Uscita di prigione, trova due lavori, si spacca la schiena come manovale e cerca di mantenere un profilo basso, visto l’ostilità che la circonda. Per sé non chiede niente, né si aspetta qualcosa ma ha da sempre sentito solo uno scopo nella vita, prendersi cura della bambina, e ora sente di aver fallito perché non riceve alcuna risposta. Con l’aiuto di un avvocato John (Vincent D’Onofrio), che ha acquistato con la moglie Liz (Viola Davis) la casa dove abitava da piccola, cerca di far chiarezza.

Appena uscito sulla piattaforma, il film è schizzato ai primi posti dei titoli più visti e non stupisce di certo perché ha uno stile calibrato e un tono avvincente. Fonde insieme vari generi, senza mai esagerare. Svela con sapiente maestria i pezzi del puzzle che spiegano come una donna intelligente e caparbia come Ruth sia finita in galera e quali traumi si porta dietro con la sorella.

Struggente e sublime, il racconto mette in scena luci e ombre di un’umanità a volte sconfitta, spesso spezzata o piegata dal sistema. Che ci sia spazio per la redenzione e le seconde chance resta al pubblico stabilirlo, ma questo resta decisamente uno di quei film che lascia il segno, oltre che l’amaro in bocca. Quel senso d’impotenza che attanaglia gli ultimi e che spesso sfocia nella violenza e nella disperazione qui non trova alibi o giustificazioni, viene solo mostrato per quello che è.

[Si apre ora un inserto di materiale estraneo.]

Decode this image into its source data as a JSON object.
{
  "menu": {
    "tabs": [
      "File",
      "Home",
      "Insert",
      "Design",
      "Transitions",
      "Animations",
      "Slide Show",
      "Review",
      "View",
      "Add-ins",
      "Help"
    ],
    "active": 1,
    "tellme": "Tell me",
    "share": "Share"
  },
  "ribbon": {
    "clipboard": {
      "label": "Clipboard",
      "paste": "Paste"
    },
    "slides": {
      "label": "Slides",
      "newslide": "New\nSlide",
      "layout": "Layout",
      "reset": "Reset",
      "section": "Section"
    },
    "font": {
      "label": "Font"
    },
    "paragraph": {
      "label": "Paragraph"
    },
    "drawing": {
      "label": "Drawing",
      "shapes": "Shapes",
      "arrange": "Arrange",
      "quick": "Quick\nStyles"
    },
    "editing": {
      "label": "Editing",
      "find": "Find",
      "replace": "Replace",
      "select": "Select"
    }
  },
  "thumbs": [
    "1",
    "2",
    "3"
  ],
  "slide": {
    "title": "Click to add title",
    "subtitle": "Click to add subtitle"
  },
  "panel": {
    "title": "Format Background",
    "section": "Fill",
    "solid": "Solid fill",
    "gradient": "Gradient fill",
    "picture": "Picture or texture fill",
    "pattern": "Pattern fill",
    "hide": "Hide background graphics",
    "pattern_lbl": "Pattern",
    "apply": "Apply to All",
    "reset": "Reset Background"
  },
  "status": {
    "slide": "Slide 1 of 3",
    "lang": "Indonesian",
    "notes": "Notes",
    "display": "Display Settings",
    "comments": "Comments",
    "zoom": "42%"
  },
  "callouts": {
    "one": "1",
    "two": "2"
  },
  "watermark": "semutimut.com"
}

Il pubblico non può restare indifferente perché dietro quell’amore spinto all’estremo di Ruth ci si riconosce in fondo un po’ tutti quando ci si domanda cosa si sia disposti a sacrificare per i nostri cari. Qui il senso di protezione viene portato alle conseguenze più dolorose, ma non come accade ad esempio nei family action drama di Liam Neeson. Nessun inferno viene scatenato sotto la bandiera della vendetta, nessun senso di rivalsa catalizza reazioni incontrollate.

Si riflette invece dolorosamente sul senso d’abbandono, di sconfitta e d’ingiustizia che la vita a volte infligge a chi cerca solo un modo per sopravvivere. Oltre che sul cinismo, ovviamente, una cortina di ferro dietro cui gli uomini si celano per protezione e diffidenza. 

Eppure, oltre quel trauma emerge un barlume di speranza perché esiste anche una parte di umanità capace di tendere la mano, avvicinare gli altri senza paura e accoglierli. Ruth è un personaggio tridimensionale al punto di sembrare vero e quell’aiuto altrui prova ad accettarlo senza diventare sospettosa e guardinga. La prigione l’ha contenuta ma non abbrutita e questo di per sé sembra un miracolo, ecco perché dall’inizio alla fine il pubblico vuole fare questo viaggio fisico ed emotivo con lei.